Imagine a life where you never have to do any ironing. Sounds like bliss doesn’t it? Well that bliss can be yours, and there’s very little you need to do to achieve it – simply stop ironing. Giving up ironing was quite probably the best decision I’ve ever made…
I was only ever an ironing amateur really. My stepdad used to buy me a copy of Melody Maker (60p per week) for ironing his work shirts when I was 15, so with such paltry recompense, it’s little wonder when it came to being an actual grown up, I had very little interest in the deed. And let’s face it, once you become a mum, and a wife, you can find yourself responsible for not just five shirts, but five people’s entire weekly wardrobe, for considerably less than 60 pence per week take-home salary.
And did you know, some people even iron pants? Let’s not even go there.

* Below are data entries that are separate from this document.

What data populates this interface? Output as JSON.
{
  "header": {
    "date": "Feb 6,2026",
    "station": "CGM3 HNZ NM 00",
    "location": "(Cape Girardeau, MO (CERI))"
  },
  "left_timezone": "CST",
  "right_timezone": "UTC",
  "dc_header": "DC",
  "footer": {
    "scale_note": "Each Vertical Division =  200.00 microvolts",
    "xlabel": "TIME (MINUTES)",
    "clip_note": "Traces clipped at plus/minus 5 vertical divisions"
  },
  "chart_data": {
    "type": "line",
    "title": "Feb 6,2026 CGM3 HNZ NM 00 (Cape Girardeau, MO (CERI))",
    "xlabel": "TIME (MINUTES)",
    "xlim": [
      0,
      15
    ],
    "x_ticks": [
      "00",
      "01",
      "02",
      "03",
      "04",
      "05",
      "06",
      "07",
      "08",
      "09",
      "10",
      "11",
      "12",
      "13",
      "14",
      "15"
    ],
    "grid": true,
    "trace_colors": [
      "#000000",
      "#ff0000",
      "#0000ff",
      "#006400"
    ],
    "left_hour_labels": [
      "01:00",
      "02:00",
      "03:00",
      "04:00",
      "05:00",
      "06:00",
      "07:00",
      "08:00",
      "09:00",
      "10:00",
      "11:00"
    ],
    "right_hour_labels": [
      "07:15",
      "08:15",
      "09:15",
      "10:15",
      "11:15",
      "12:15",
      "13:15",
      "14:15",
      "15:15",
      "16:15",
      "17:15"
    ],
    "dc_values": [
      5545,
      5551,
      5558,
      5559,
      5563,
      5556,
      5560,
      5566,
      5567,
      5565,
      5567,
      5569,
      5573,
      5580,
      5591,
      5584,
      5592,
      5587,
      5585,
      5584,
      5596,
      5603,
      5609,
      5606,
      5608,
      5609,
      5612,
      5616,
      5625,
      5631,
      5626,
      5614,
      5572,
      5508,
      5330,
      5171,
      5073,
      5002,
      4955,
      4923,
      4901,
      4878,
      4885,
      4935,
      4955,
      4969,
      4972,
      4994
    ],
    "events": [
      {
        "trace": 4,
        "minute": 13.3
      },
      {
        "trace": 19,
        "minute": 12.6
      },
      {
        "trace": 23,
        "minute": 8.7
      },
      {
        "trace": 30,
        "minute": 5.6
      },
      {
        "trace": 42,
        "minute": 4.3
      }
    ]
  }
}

So when I had my first child five years ago, I found I was kinda busy, with round-the-clock boobing, rocking, nappy-changing and general neuroticism. Not to mention the vast, vast quantities of laundry caused by reflux (which lasted an entire year). And believe me, no one uses the word “posset” after three months. I found myself surfing many a tidal-wave of milk-barf, and despite giving the final feed of the night whilst seated on towels and strewn with about eight muslins, there would be another drenched load of clothes, bedding, towels and baby sleeping bags ready for the washing machine every single night.

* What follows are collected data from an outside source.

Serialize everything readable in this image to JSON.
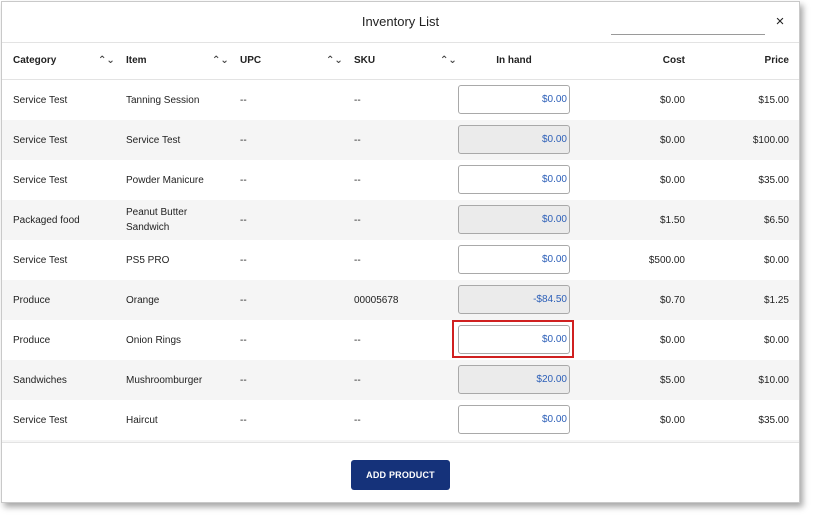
{
  "dialog": {
    "title": "Inventory List",
    "search_value": "",
    "close_glyph": "×"
  },
  "table": {
    "headers": {
      "category": "Category",
      "item": "Item",
      "upc": "UPC",
      "sku": "SKU",
      "in_hand": "In hand",
      "cost": "Cost",
      "price": "Price"
    },
    "sort_glyph": "⌃⌄",
    "rows": [
      {
        "category": "Service Test",
        "item": "Tanning Session",
        "upc": "--",
        "sku": "--",
        "in_hand": "$0.00",
        "cost": "$0.00",
        "price": "$15.00"
      },
      {
        "category": "Service Test",
        "item": "Service Test",
        "upc": "--",
        "sku": "--",
        "in_hand": "$0.00",
        "cost": "$0.00",
        "price": "$100.00"
      },
      {
        "category": "Service Test",
        "item": "Powder Manicure",
        "upc": "--",
        "sku": "--",
        "in_hand": "$0.00",
        "cost": "$0.00",
        "price": "$35.00"
      },
      {
        "category": "Packaged food",
        "item": "Peanut Butter Sandwich",
        "upc": "--",
        "sku": "--",
        "in_hand": "$0.00",
        "cost": "$1.50",
        "price": "$6.50"
      },
      {
        "category": "Service Test",
        "item": "PS5 PRO",
        "upc": "--",
        "sku": "--",
        "in_hand": "$0.00",
        "cost": "$500.00",
        "price": "$0.00"
      },
      {
        "category": "Produce",
        "item": "Orange",
        "upc": "--",
        "sku": "00005678",
        "in_hand": "-$84.50",
        "cost": "$0.70",
        "price": "$1.25"
      },
      {
        "category": "Produce",
        "item": "Onion Rings",
        "upc": "--",
        "sku": "--",
        "in_hand": "$0.00",
        "cost": "$0.00",
        "price": "$0.00"
      },
      {
        "category": "Sandwiches",
        "item": "Mushroomburger",
        "upc": "--",
        "sku": "--",
        "in_hand": "$20.00",
        "cost": "$5.00",
        "price": "$10.00"
      },
      {
        "category": "Service Test",
        "item": "Haircut",
        "upc": "--",
        "sku": "--",
        "in_hand": "$0.00",
        "cost": "$0.00",
        "price": "$35.00"
      },
      {
        "category": "",
        "item": "",
        "upc": "",
        "sku": "",
        "in_hand": "",
        "cost": "",
        "price": ""
      }
    ]
  },
  "footer": {
    "add_product_label": "ADD PRODUCT"
  },
  "colors": {
    "accent_button": "#15327a",
    "in_hand_text": "#2c5fb8",
    "highlight_border": "#d02020"
  }
}
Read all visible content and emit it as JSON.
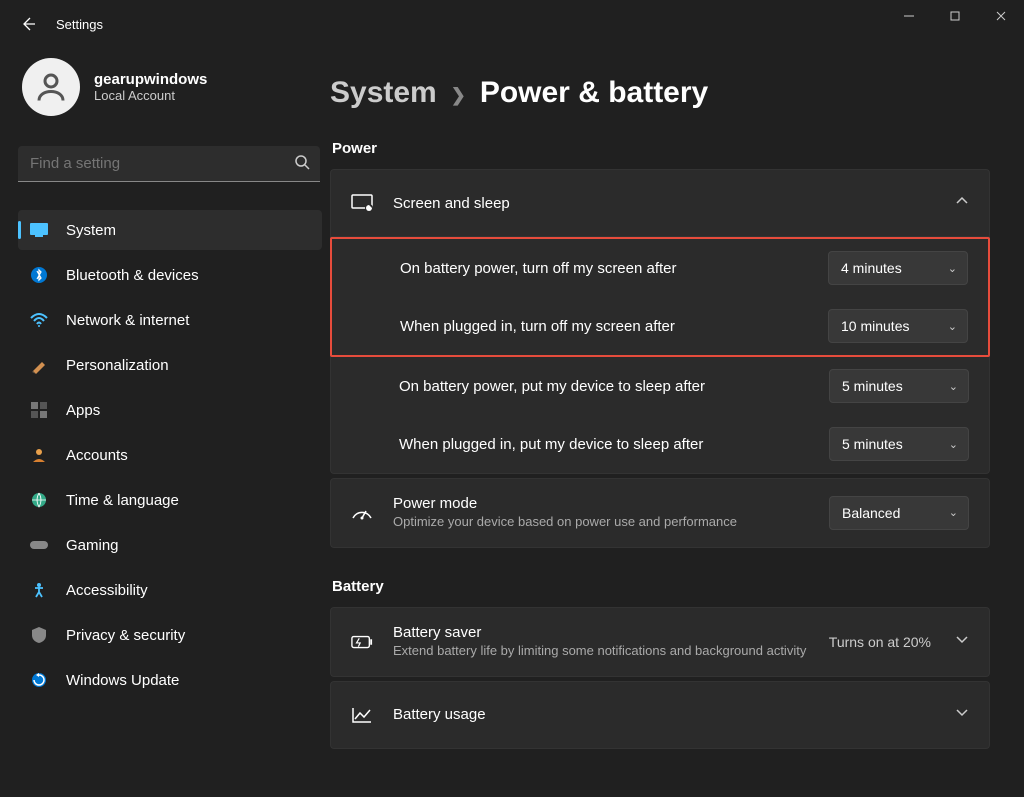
{
  "window": {
    "app_title": "Settings"
  },
  "profile": {
    "name": "gearupwindows",
    "account_type": "Local Account"
  },
  "search": {
    "placeholder": "Find a setting"
  },
  "nav": {
    "items": [
      {
        "label": "System"
      },
      {
        "label": "Bluetooth & devices"
      },
      {
        "label": "Network & internet"
      },
      {
        "label": "Personalization"
      },
      {
        "label": "Apps"
      },
      {
        "label": "Accounts"
      },
      {
        "label": "Time & language"
      },
      {
        "label": "Gaming"
      },
      {
        "label": "Accessibility"
      },
      {
        "label": "Privacy & security"
      },
      {
        "label": "Windows Update"
      }
    ]
  },
  "breadcrumb": {
    "parent": "System",
    "current": "Power & battery"
  },
  "sections": {
    "power": {
      "heading": "Power",
      "screen_sleep": {
        "title": "Screen and sleep",
        "battery_screen_off_label": "On battery power, turn off my screen after",
        "battery_screen_off_value": "4 minutes",
        "plugged_screen_off_label": "When plugged in, turn off my screen after",
        "plugged_screen_off_value": "10 minutes",
        "battery_sleep_label": "On battery power, put my device to sleep after",
        "battery_sleep_value": "5 minutes",
        "plugged_sleep_label": "When plugged in, put my device to sleep after",
        "plugged_sleep_value": "5 minutes"
      },
      "power_mode": {
        "title": "Power mode",
        "subtitle": "Optimize your device based on power use and performance",
        "value": "Balanced"
      }
    },
    "battery": {
      "heading": "Battery",
      "saver": {
        "title": "Battery saver",
        "subtitle": "Extend battery life by limiting some notifications and background activity",
        "status": "Turns on at 20%"
      },
      "usage": {
        "title": "Battery usage"
      }
    }
  }
}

So you can see why ironing might easily slip from the agenda…
Sure, I get that ironing is a sign of pride, and of course, clothes and bedding look so much lovelier when pressed with a hot iron. But we’re talking two loads of washing a day and then it all gets drenched again. What’s the point? It was easy to just choose clothes that didn’t really need ironing – stretchy jeans and tops, sweatshirts, and knitwear. There wasn’t much call for crisp, white shirts during the early days of motherhood, and there isn’t now either.

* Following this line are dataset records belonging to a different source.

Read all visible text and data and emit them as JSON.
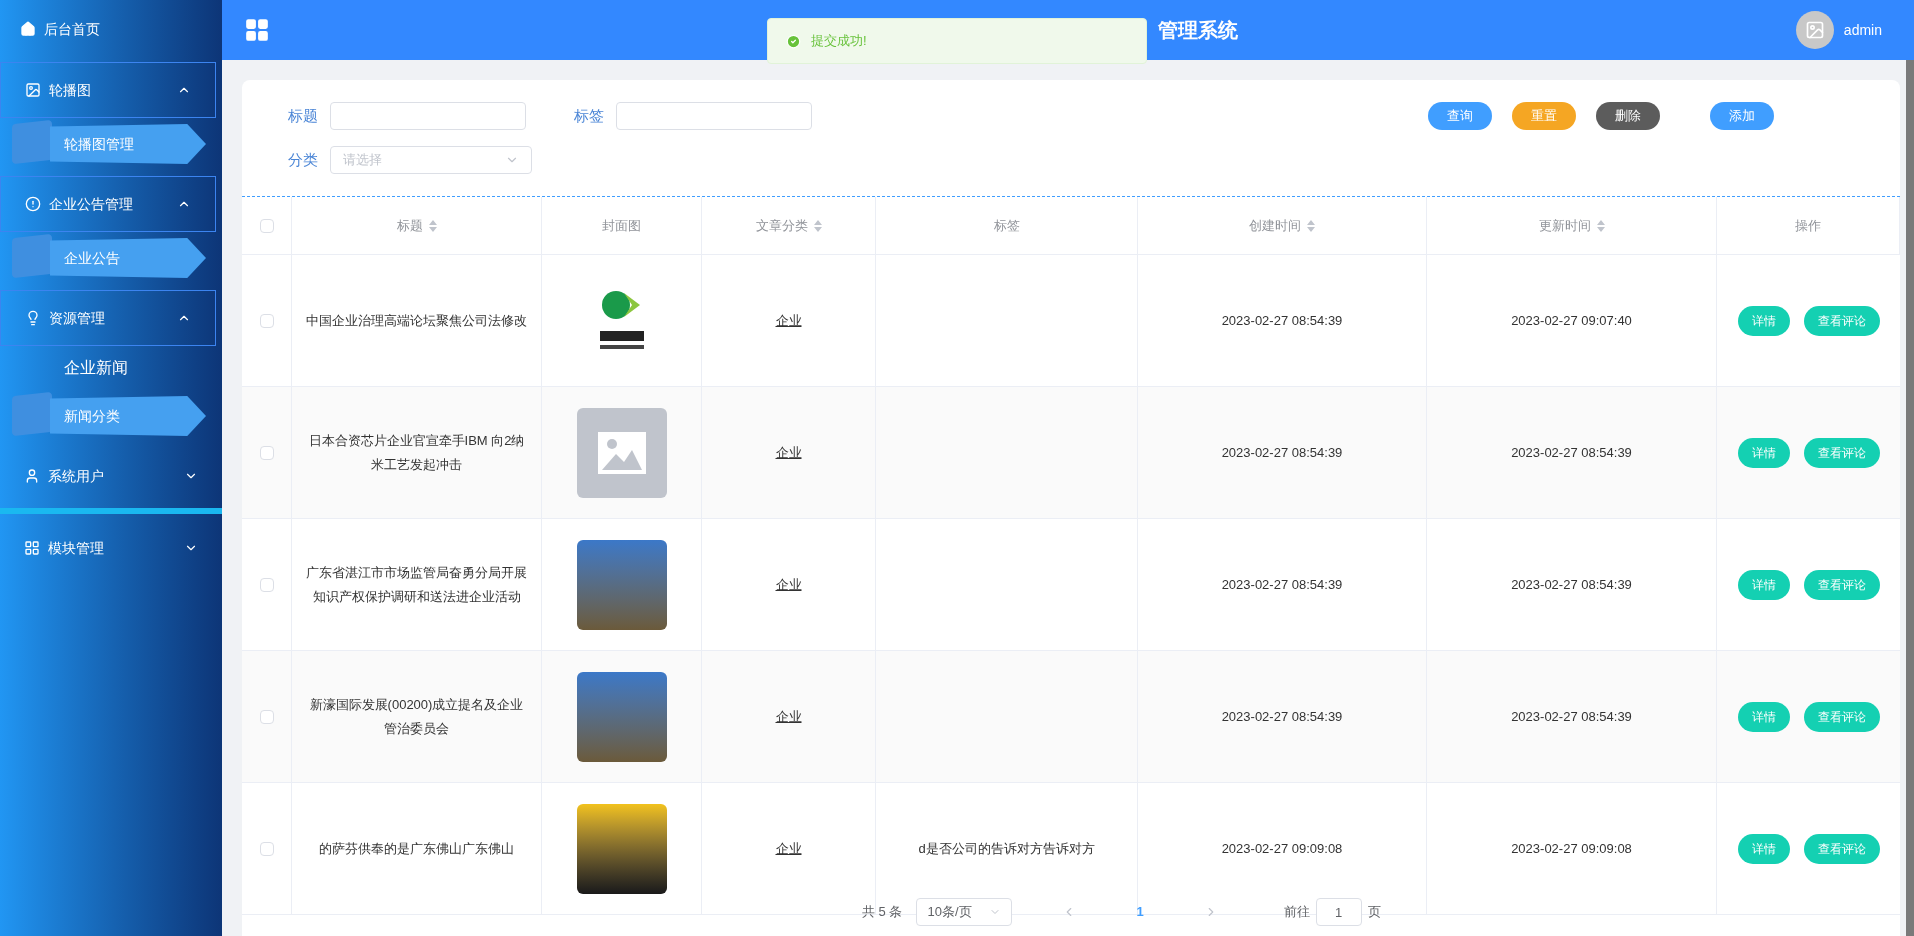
{
  "sidebar": {
    "items": [
      {
        "kind": "link",
        "label": "后台首页"
      },
      {
        "kind": "group",
        "label": "轮播图",
        "expanded": true,
        "children": [
          {
            "label": "轮播图管理",
            "selected": false
          }
        ]
      },
      {
        "kind": "group",
        "label": "企业公告管理",
        "expanded": true,
        "children": [
          {
            "label": "企业公告",
            "selected": false
          }
        ]
      },
      {
        "kind": "group",
        "label": "资源管理",
        "expanded": true,
        "children": [
          {
            "label": "企业新闻",
            "selected": true
          },
          {
            "label": "新闻分类",
            "selected": false
          }
        ]
      },
      {
        "kind": "group",
        "label": "系统用户",
        "expanded": false,
        "hovered": true
      },
      {
        "kind": "group",
        "label": "模块管理",
        "expanded": false
      }
    ]
  },
  "header": {
    "title": "管理系统",
    "user": "admin"
  },
  "toast": {
    "message": "提交成功!"
  },
  "filters": {
    "fields": [
      {
        "kind": "input",
        "label": "标题"
      },
      {
        "kind": "input",
        "label": "标签"
      },
      {
        "kind": "select",
        "label": "分类",
        "placeholder": "请选择"
      }
    ],
    "buttons": [
      {
        "label": "查询",
        "color": "#409eff"
      },
      {
        "label": "重置",
        "color": "#f5a623"
      },
      {
        "label": "删除",
        "color": "#5c5c5c"
      },
      {
        "label": "添加",
        "color": "#409eff"
      }
    ]
  },
  "table": {
    "all_checked": false,
    "columns": [
      {
        "label": "标题",
        "sortable": true
      },
      {
        "label": "封面图",
        "sortable": false
      },
      {
        "label": "文章分类",
        "sortable": true
      },
      {
        "label": "标签",
        "sortable": false
      },
      {
        "label": "创建时间",
        "sortable": true
      },
      {
        "label": "更新时间",
        "sortable": true
      },
      {
        "label": "操作",
        "sortable": false
      }
    ],
    "rows": [
      {
        "checked": false,
        "title": "中国企业治理高端论坛聚焦公司法修改",
        "cover": {
          "kind": "logo"
        },
        "category": "企业",
        "tag": "",
        "created": "2023-02-27 08:54:39",
        "updated": "2023-02-27 09:07:40",
        "actions": [
          "详情",
          "查看评论"
        ]
      },
      {
        "checked": false,
        "title": "日本合资芯片企业官宣牵手IBM 向2纳米工艺发起冲击",
        "cover": {
          "kind": "placeholder"
        },
        "category": "企业",
        "tag": "",
        "created": "2023-02-27 08:54:39",
        "updated": "2023-02-27 08:54:39",
        "actions": [
          "详情",
          "查看评论"
        ]
      },
      {
        "checked": false,
        "title": "广东省湛江市市场监管局奋勇分局开展知识产权保护调研和送法进企业活动",
        "cover": {
          "kind": "photo"
        },
        "category": "企业",
        "tag": "",
        "created": "2023-02-27 08:54:39",
        "updated": "2023-02-27 08:54:39",
        "actions": [
          "详情",
          "查看评论"
        ]
      },
      {
        "checked": false,
        "title": "新濠国际发展(00200)成立提名及企业管治委员会",
        "cover": {
          "kind": "photo"
        },
        "category": "企业",
        "tag": "",
        "created": "2023-02-27 08:54:39",
        "updated": "2023-02-27 08:54:39",
        "actions": [
          "详情",
          "查看评论"
        ]
      },
      {
        "checked": false,
        "title": "的萨芬供奉的是广东佛山广东佛山",
        "cover": {
          "kind": "poster"
        },
        "category": "企业",
        "tag": "d是否公司的告诉对方告诉对方",
        "created": "2023-02-27 09:09:08",
        "updated": "2023-02-27 09:09:08",
        "actions": [
          "详情",
          "查看评论"
        ]
      }
    ]
  },
  "pagination": {
    "total": "共 5 条",
    "page_size": "10条/页",
    "pages": [
      {
        "label": "1",
        "selected": true
      }
    ],
    "goto_label": "前往",
    "goto_value": "1",
    "goto_suffix": "页"
  }
}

So yeah. Ironing. You can do one.
And I never looked back. Two years and another baby later, we gave up all hope of ever ironing again and put our ironing board out in the front garden for a scrap collector to take. We kept the iron as a token of our former lives but the truth is, I have ironed very little since becoming a mother. Possibly a blouse, mistakenly bought during a memory-lapse where I had forgotten that I do not iron. Soon, these garments are relegated to the “don’t even bother” section of my wardrobe along with all the small-boobs-pre-baby stuff.
Every now and again the iron is awoken from its cold grave, in the cupboard next to the lasagne dishes, to heat-seal my son’s latest Hama bead creation.
“What’s that Mama?” pipes up my three year old daughter, who has never seen an iron.
“This is an iron, darling” I say “Some people use them to make their clothes look nice, but mummy doesn’t bother.”
And hopefully, that is where her interest in ironing will end.
Because if there’s anything that the last five years has taught me, it’s that ironing is a great big waste of fucking time.
I briefly imagine a life with ironing in it. Where I have to iron so many clothes, and all the bed-linen (but never, ever underpants), a life where the washing machine isn’t also the laundry basket which is simply switched on when it’s full, emptied when it’s clean and the laundry put away by the end of the day. I see a life of clothes and bed-sheets piled up, piling on pressure, creating more work and stress, filling time I don’t have.
I see pure, crease-free misery.
I posted in the The Motherload® Facebook group about my amusing ironing history lesson with my daughter, and was amazed by the response from fellow mums who had also forsaken ironing, as a futile, relentless and utterly thankless task (and let’s face it, we all have enough of those already).
So, non-ironers of the world unite, unite and take over.
If you haven’t already given up ironing, give it a whirl. You won’t regret it.